Another expression of this same approach was Yeltsin’s acting as a court of appeal for suppliants. It was a partial continuation both of his populism, which implied listening to voices from below, and of his CPSU bossism, which gave the chief the right to settle disputes over resources. Yeltsin acted in this mode with the greatest frequency in his first several years in the Kremlin. “Witnesses say,” wrote one political journalist, “that from morning to evening Yeltsin’s reception area is under attack by foot-messengers and applicants with draft decrees in their pockets.” Since there were many more requests than Yeltsin could give thoughtful consideration to, the process let well-placed bureaucrats decide whom to give “access to the body” (Yeltsin’s) and which edicts to give priority to, with no one looking out for coherency and comprehensibility. “They commission expert reviews of the drafts and assess their results. They ‘report’ drafts for [the president’s] signature, correcting the texts by their lights.

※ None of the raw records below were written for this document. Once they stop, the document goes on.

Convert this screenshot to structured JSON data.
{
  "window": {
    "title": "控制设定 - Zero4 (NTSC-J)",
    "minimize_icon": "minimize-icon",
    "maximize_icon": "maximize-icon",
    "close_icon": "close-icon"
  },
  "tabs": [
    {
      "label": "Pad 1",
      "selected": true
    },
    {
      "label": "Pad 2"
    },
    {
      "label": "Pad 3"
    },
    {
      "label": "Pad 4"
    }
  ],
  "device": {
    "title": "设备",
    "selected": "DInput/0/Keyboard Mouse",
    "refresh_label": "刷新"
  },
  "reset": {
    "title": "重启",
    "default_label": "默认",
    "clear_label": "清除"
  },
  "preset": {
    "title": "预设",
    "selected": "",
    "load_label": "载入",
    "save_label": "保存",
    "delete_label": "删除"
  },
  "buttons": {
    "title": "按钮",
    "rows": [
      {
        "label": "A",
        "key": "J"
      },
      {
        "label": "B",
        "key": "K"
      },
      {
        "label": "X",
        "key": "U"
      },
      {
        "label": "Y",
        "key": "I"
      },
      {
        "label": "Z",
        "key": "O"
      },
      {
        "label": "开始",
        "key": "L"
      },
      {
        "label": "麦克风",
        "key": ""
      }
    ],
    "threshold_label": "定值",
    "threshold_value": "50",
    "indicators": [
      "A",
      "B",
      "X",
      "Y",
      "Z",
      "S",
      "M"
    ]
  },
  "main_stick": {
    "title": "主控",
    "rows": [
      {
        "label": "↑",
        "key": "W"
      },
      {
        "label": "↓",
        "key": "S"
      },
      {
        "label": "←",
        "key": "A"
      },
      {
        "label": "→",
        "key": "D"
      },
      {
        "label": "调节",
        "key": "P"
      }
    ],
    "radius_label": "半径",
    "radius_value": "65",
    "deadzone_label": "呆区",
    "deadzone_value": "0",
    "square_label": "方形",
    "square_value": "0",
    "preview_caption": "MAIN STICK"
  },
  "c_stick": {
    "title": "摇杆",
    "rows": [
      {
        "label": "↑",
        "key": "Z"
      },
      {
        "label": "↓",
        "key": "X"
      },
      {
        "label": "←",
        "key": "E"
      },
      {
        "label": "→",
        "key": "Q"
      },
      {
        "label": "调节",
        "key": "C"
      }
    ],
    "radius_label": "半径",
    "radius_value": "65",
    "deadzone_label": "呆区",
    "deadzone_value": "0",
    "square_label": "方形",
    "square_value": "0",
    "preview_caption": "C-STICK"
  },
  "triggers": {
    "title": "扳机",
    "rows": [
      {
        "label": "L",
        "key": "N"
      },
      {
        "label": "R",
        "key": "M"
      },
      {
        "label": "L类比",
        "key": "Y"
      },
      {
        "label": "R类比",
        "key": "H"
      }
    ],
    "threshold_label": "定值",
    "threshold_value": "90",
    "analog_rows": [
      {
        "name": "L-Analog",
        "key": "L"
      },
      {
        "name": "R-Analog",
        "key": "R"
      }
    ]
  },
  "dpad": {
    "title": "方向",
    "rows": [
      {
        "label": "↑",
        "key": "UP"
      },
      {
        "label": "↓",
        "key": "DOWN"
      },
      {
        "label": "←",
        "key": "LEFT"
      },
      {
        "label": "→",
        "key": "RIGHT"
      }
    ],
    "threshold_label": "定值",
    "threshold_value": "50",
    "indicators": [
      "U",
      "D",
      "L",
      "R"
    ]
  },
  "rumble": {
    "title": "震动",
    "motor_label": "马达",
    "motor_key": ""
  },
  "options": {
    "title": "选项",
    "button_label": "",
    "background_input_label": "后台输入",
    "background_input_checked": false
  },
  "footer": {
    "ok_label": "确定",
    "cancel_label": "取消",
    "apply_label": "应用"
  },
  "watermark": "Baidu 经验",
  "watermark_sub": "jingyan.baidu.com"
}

As a result, today’s decrees often contradict yesterday’s decrees and the-day-before-yesterday’s.”42
Mindful of the danger, managers on the Kremlin staff tried throughout the first term to rationalize the process by restricting access to Yeltsin by suitors for loans, subventions, and pork-barrel projects. Decree No. 226 in February 1995, written by Aleksandr Livshits and Anatolii Chubais, lifted the bar by requiring that any presidential decision touching on the budget kitty first be authorized by the Council of Ministers. Yeltsin found ways around this rigmarole, mostly by issuing offhand rulings. The Presidential Business Department and the Center for Presidential Priorities, headed by Nikolai Malyshev, provided convenient off-the-books funds, and provincial governors could always be enmeshed in the same spirit. Yevgenii Yasin, Yeltsin’s economics minister in 1995, shortly after adoption of Decree No. 226, protested a promise to extend financial credits for retooling to the Krasnodar Automotive Works. Yeltsin remonstrated, “And who is president of Russia? They have told me you are a saboteur, and now that is obvious. I gave you an instruction. How to carry it out is your problem.” A loophole was eventually found and the loan funded.43
The phenomenon was larger than Yeltsin. It was rooted also in the governing cohort he assembled, which sector by sector and across them all was fractious and fluctuating. Why so? Some of it was out of Yeltsin’s hands, in that he had to split the difference over personnel and policy with other forces in the political system. Inside the executive, the CPSU horse collar was not succeeded by the norms of rule of law and collective responsibility that prevail in the cabinets and bureaucracies of established democracies. Faced with uncertainty, government bureaus strove for autarky, and jurisdictional boundaries among them, not crisp to begin with, were imprecise in the extreme—“everyone was interested in everything.”44 The legislature was another serious constraint on Yeltsin. The Congress of People’s Deputies was the main factor behind the removal of economic liberals like Yegor Gaidar and the promotion of more conservative figures like Viktor Chernomyrdin. Although the State Duma had fewer powers than the congress, Yeltsin continued to make concessions, “willing to sacrifice… executive officials at critical junctures in order to placate a parliament that was hostile to zealous reformers.”45 This happened after both the 1993 and the 1995 Duma elections. Gaidar left the government for the second time after the first; Chubais and Foreign Minister Kozyrev were among those demoted after the second.